Wie verhielt sich die Linke, insbesondere die Rifondazione Comunista zu den Aktionen der FIOM?

Andere linke Organisationen unterstützten in Presseerklärungen formell die Aktionen in Pomigliano. Rifondazione blieb aber bei einer vorsichtigen verbalen Solidarität, da sie es sich nicht mit den Funktionären des Partito Democratico wie Guglielmo Epifani in der CGIL-Spitze verderben will. Während des CGIL-Kongresses, als versucht wurde, die FIOM zu isolieren, mischte sich die Führung der PRC nicht ein und ließ die linke Opposition im Stich.

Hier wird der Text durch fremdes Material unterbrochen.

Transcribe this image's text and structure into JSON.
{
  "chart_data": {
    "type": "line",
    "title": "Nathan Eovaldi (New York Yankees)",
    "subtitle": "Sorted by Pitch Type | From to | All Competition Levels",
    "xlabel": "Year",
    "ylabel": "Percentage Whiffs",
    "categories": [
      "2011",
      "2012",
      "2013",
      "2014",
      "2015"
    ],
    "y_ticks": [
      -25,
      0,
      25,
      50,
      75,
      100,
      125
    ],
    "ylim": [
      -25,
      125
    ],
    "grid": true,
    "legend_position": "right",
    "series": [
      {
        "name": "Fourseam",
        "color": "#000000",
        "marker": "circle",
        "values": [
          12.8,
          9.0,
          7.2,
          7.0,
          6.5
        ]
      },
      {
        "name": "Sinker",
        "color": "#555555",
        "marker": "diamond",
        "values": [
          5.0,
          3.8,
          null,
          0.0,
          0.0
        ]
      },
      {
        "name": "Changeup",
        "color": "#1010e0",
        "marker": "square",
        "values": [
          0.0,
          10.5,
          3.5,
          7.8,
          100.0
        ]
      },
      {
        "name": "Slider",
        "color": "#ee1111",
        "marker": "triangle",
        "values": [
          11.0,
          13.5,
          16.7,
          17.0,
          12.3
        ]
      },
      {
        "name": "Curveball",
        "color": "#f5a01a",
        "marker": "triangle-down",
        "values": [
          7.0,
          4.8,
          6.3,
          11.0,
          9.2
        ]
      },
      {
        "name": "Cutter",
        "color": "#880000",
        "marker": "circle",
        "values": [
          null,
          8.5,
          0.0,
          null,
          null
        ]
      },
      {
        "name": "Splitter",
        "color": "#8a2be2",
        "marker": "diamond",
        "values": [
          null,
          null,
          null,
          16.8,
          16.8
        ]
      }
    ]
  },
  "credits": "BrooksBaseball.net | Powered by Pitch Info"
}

Hintergrund ist die parlamentarische Ausrichtung dieser Leute, die nur ihre eigenen Interessen vertreten und nichts aus den Fehlern der Regierungsbeteiligung und dem massiven Rechtsruck der Partei gelernt haben. Diese Leute versuchen trotz allem noch immer, in einer Koalition mit dem bürgerlichen Partito Democratico zu landen. Was notwendig ist, ist eine neue Arbeiterpartei, die konsequent linke Positionen und die Interessen der arbeitenden Bevölkerung vertritt. Nach dem Scheitern der Rifondazione Comunista existiert auf der Linken ein Vakuum, das die FIOM als Branchengewerkschaft nur sehr bedingt füllen kann. Sie bietet aber einen wichtigen Ansatz für die Schaffung einer solchen neuen Partei.